2 Respostas para “O Carnaval que insiste em não terminar”

  1. Fellipe Barroso disse:

    Bom dia!

    Prezado Carlos Gil:

    Dentre os muitos fascínios que tenho pelo desfile das Escolas de Samba, um deles é perceber que se trata de um tema tão comum e próximo ao mesmo tempo em que é tão raro e distante para um mesmo conjunto de pessoas as quais não sei precisar quem são, porém encontram-se mais próximas do que você imagina.

    Já trabalhei em muitos lugares diferentes. Nunca (Sem exagero, NUNCA!) me cerquei de pessoas que curtem o carnaval minimamente de forma parecida como eu curto:
    – A par dos assuntos relativos às Escolas de Samba ao longo do ano inteiro;
    – Ir a alguns ensaios técnicos (Não sou de ir a todos…);
    – Decorar os sambas das Agremiações do Grupo Especial e da Série A (Para começar!);
    – Assistir aos desfiles ao vivo (4 dias de Sapucaí + 1 dia de Intendente Magalhães).

    Como já mencionei, nunca encontrei nenhum (a) colega de trabalho que se dispusesse a um interesse maior pelas Escolas de Samba do que as básicas notícias da televisão.
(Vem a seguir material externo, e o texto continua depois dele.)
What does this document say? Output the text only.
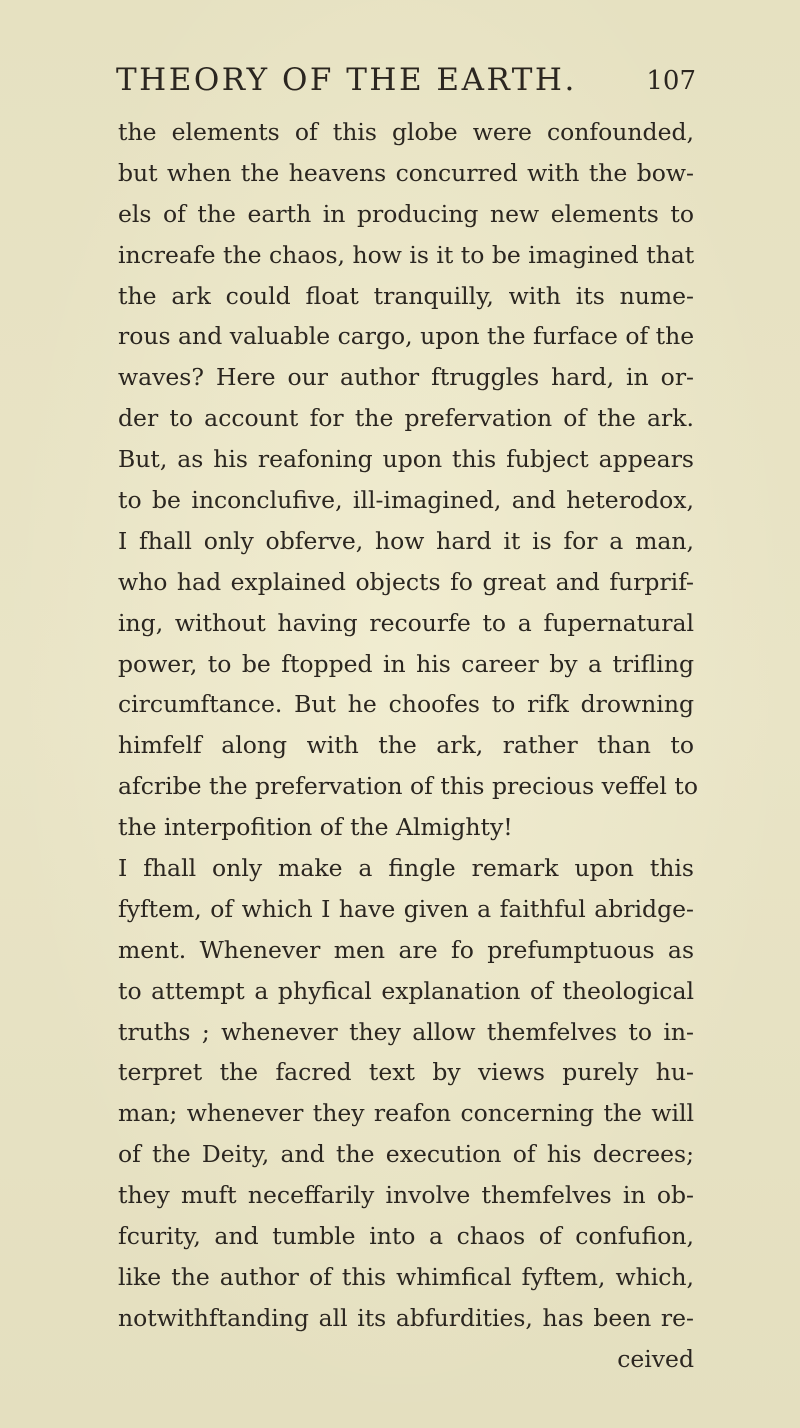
THEORY OF THE EARTH.	107
the elements of this globe were confounded,
but when the heavens concurred with the bow-
els of the earth in producing new elements to
increafe the chaos, how is it to be imagined that
the ark could float tranquilly, with its nume-
rous and valuable cargo, upon the furface of the
waves? Here our author ftruggles hard, in or-
der to account for the prefervation of the ark.
But, as his reafoning upon this fubject appears
to be inconclufive, ill-imagined, and heterodox,
I fhall only obferve, how hard it is for a man,
who had explained objects fo great and furprif-
ing, without having recourfe to a fupernatural
power, to be ftopped in his career by a trifling
circumftance. But he choofes to rifk drowning
himfelf along with the ark, rather than to
afcribe the prefervation of this precious veffel to
the interpofition of the Almighty!
I fhall only make a fingle remark upon this
fyftem, of which I have given a faithful abridge-
ment. Whenever men are fo prefumptuous as
to attempt a phyfical explanation of theological
truths ; whenever they allow themfelves to in-
terpret the facred text by views purely hu-
man; whenever they reafon concerning the will
of the Deity, and the execution of his decrees;
they muft neceffarily involve themfelves in ob-
fcurity, and tumble into a chaos of confufion,
like the author of this whimfical fyftem, which,
notwithftanding all its abfurdities, has been re-
ceived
Veja bem, nem saber os sambas atuais, seja lá qual for ele (Pelo menos para aquela Escola “querida”), essas pessoas sabem.

    O interesse pela festa é paradoxal!
    A mesma pessoa que diz que “todo ano é a mesma coisa” não sabe citar 1 enredo de uma Escola do corrente ano, e (Arrisco-me a dizer por difíceis experiências para inteirar uma frisa com quem deseja conhecer o sambódromo…) nem sabe a diferença entre “Série A” e “Grupo Especial”, nem em que dias desfilam.

    Por que dei esta volta toda?
    Para dizer que acredito até que falem em toda a tragédia (Ou parte dela) que foi o carnaval 2017, mas como “todo ano é tudo igual”, deve ficar por isso mesmo, e nem deve ser tão lembrado.

    Enquanto isso o carnaval muda pouco.
    Poderia mudar muito, crescer, ganhar muito, mas continua parecendo ficar sentado colhendo os louros que já não existem há algum tempo.

    Atenciosamente
    Fellipe Barroso

  2. Carlos Gil disse:

    Fellipe, entendo e concordo com sua análise. Tampouco eu conheço muitos que, como nós, se envolvem tão de corpo e alma ao carnaval e às escolas de samba, mais especificamente. E esse é o perigo. Os donos da festa matando sua galinha dos ovos de ouro. A festa sofre com crise de credibilidade e essa sazonalidade midiática. Em outras palavras, só aparece e ganha espaço durante poucos meses – quiçá dias – por ano. Para o nível de investimento e exigência do desfile atual é pouco. E o mais triste é que se trata de uma legítima manifestação cultural brasileira, única no mundo, admirada por quem vem de fora, capaz de integrar o morro ao asfalto, a dar voz a tantas comunidades e tanta gente alijada de todos os processos culturais e decisórios do país. Uma pena, em suma, se conseguirem acabar com o carnaval.